Gang Li, Sun Xiao-yi, Xu Jin-quan, Zhang Xin-li, Kou Lu-xin, Jiang Zhi-hong, Zhang Lei
Emergency Department, Zhongshan Hospital of Dalian University, Dalian 116001, Liaoning, China. dlgangli@163. com
Zhongguo Wei Zhong Bing Ji Jiu Yi Xue. 2012 Feb;24(2):74-7.
To determine the optimal positive end-expiratory pressure (PEEP) according to inflation and deflation pressure-volume curve (P-V curve) in patients with acute respiratory distress syndrome (ARDS).
ARDS models were reproduced in 20 dogs, and they were randomly divided into two groups. In both groups, Levenberg-Marquardt iterative algorithm was employed using software to explore parameters fitting with Boltzmann formula, by which the real inflection point of pressure (Pinf d) in deflation limb or lower inflection point pressure (PLip) in inflation limb on P-V curve were defined. For the control group (inflation curve) P-V curve of PLip + 2 cm H(2)O [1 cm H(2)O = 0.098 kPa] was applied as the best PEEP value. In the experimental group (deflation curve) the Pinf d was taken as the best PEEP value. The heart rate (HR), blood pressure (BP), fingertip pulse oxygen saturation [SpO(2)], static lung compliance (Cst), arterial partial pressure of oxygen [PaO(2)] and arterial partial pressure of carbon dioxide [PaCO(2)] were monitored at 0, 2, 6, 12, 24 and 48 hours.
Oxygenation index increased significantly both in control and experimental groups.

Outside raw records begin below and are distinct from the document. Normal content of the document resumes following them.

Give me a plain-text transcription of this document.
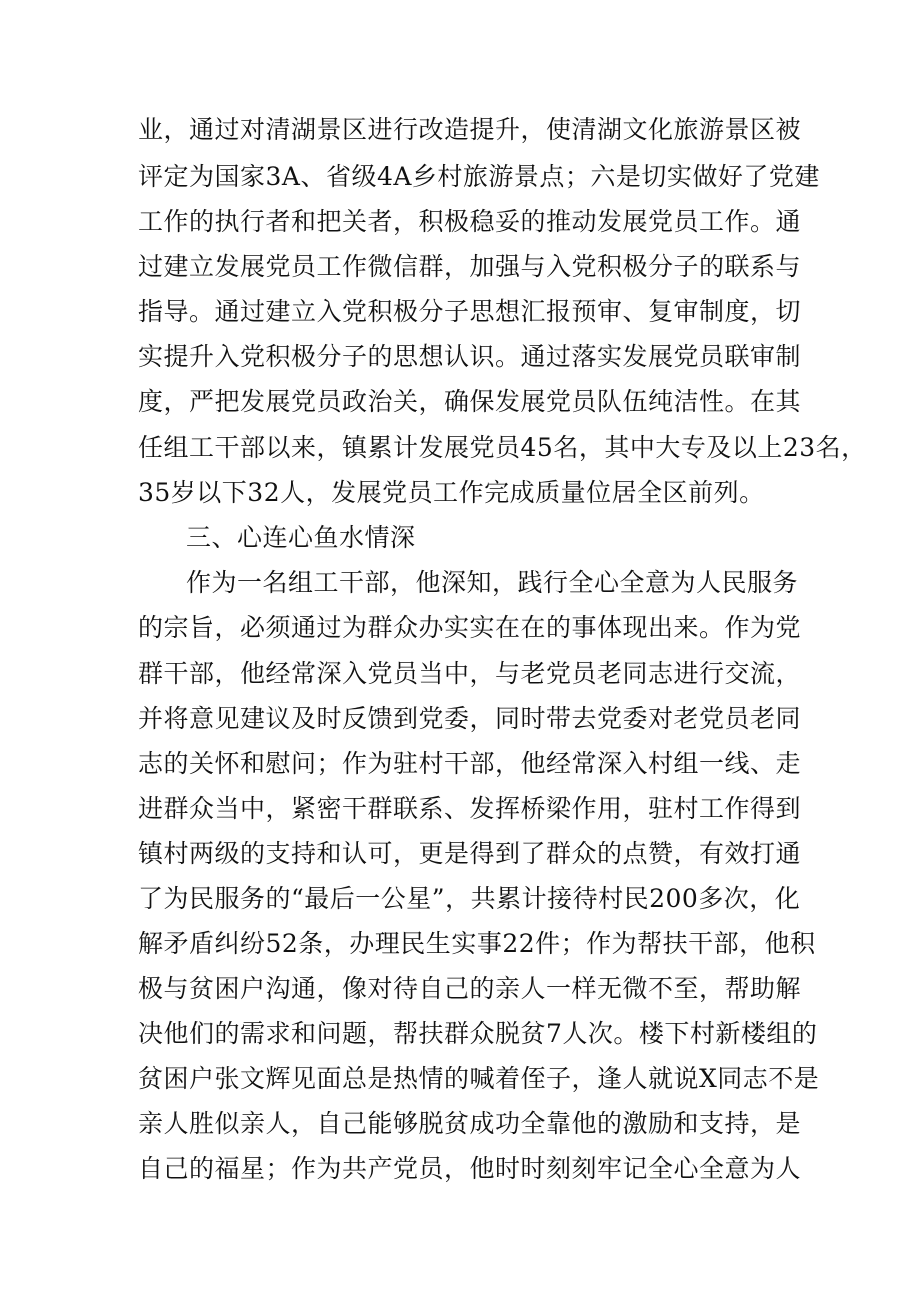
业，通过对清湖景区进行改造提升，使清湖文化旅游景区被
评定为国家3A、省级4A乡村旅游景点；六是切实做好了党建
工作的执行者和把关者，积极稳妥的推动发展党员工作。通
过建立发展党员工作微信群，加强与入党积极分子的联系与
指导。通过建立入党积极分子思想汇报预审、复审制度，切
实提升入党积极分子的思想认识。通过落实发展党员联审制
度，严把发展党员政治关，确保发展党员队伍纯洁性。在其
任组工干部以来，镇累计发展党员45名，其中大专及以上23名，
35岁以下32人，发展党员工作完成质量位居全区前列。
三、心连心鱼水情深
作为一名组工干部，他深知，践行全心全意为人民服务
的宗旨，必须通过为群众办实实在在的事体现出来。作为党
群干部，他经常深入党员当中，与老党员老同志进行交流，
并将意见建议及时反馈到党委，同时带去党委对老党员老同
志的关怀和慰问；作为驻村干部，他经常深入村组一线、走
进群众当中，紧密干群联系、发挥桥梁作用，驻村工作得到
镇村两级的支持和认可，更是得到了群众的点赞，有效打通
了为民服务的“最后一公星”，共累计接待村民200多次，化
解矛盾纠纷52条，办理民生实事22件；作为帮扶干部，他积
极与贫困户沟通，像对待自己的亲人一样无微不至，帮助解
决他们的需求和问题，帮扶群众脱贫7人次。楼下村新楼组的
贫困户张文辉见面总是热情的喊着侄子，逢人就说X同志不是
亲人胜似亲人，自己能够脱贫成功全靠他的激励和支持，是
自己的福星；作为共产党员，他时时刻刻牢记全心全意为人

In experimental group, oxygenation index (mm Hg, 1 mm Hg = 0.133 kPa) of 12, 24 and 48 hours was respectively significantly higher than that of the control group (12 hours: 177.63 ± 8.94 vs. 165.60 ± 8.90, 24 hours: 194.19 ± 10.67 vs. 168.70 ± 10.60, 48 hours: 203.15 ± 13.21 vs. 171.26 ± 9.21, all P < 0.01). Cst [ml/cm H(2)O] at 2, 6, 12, 24 and 48 hours was respectively higher than that of the control group (2 hours: 41.00 ± 4.17 vs. 36.20 ± 3.90, 6 hours: 44.00 ± 4.65 vs. 36.88 ± 3.39, 12 hours: 46.92 ± 5.47 vs. 37.92 ± 3.10, 24 hours: 42.83 ± 8.97 vs. 37.92 ± 3.09, 48 hours: 42.64 ± 9.04 vs. 37.97 ± 2.98, P < 0.05 or P < 0.01).
Determining optimal PEEP for ARDS with deflation P-V curve was better than that of inflation curve.
根据急性呼吸窘迫综合征(ARDS)患者的充气和放气压力-容积曲线(P-V曲线)确定最佳呼气末正压(PEEP)。
在20只犬中复制ARDS模型,并将它们随机分为两组。两组均使用软件采用Levenberg-Marquardt迭代算法探索与玻尔兹曼公式拟合的参数,据此定义P-V曲线上放气支的实际压力拐点(Pinf d)或充气支的下拐点压力(PLip)。对于对照组(充气曲线),将PLip + 2 cm H₂O[1 cm H₂O = 0.098 kPa]的P-V曲线作为最佳PEEP值。在实验组(放气曲线),将Pinf d作为最佳PEEP值。在0、2、6、12、24和48小时监测心率(HR)、血压(BP)、指尖脉搏血氧饱和度[SpO₂]、静态肺顺应性(Cst)、动脉血氧分压[PaO₂]和动脉血二氧化碳分压[PaCO₂]。
对照组和实验组的氧合指数均显著升高。在实验组,12、24和48小时的氧合指数(mmHg,1 mmHg = 0.133 kPa)分别显著高于对照组(12小时:177.63 ± 8.94对165.60 ± 8.90,24小时:194.19 ± 10.67对168.70 ± 10.60,48小时:203.15 ± 13.21对171.26 ± 9.21,均P < 0.01)。2、6、12、24和48小时的Cst[ml/cm H₂O]分别高于对照组(2小时:41.00 ± 4.17对36.20 ± 3.90,6小时:44.00 ± 4.65对36.88 ± 3.39,12小时:46.92 ± .47对 37.92 ± 3.10,24小时:42.83 ± 8.97对37.92 ± 3.09,48小时:42.64 ± 9.04对37.97 ± 2.98,P < 0.05或P < 0.01)。
用放气P-V曲线为ARDS确定最佳PEEP比用充气曲线更好。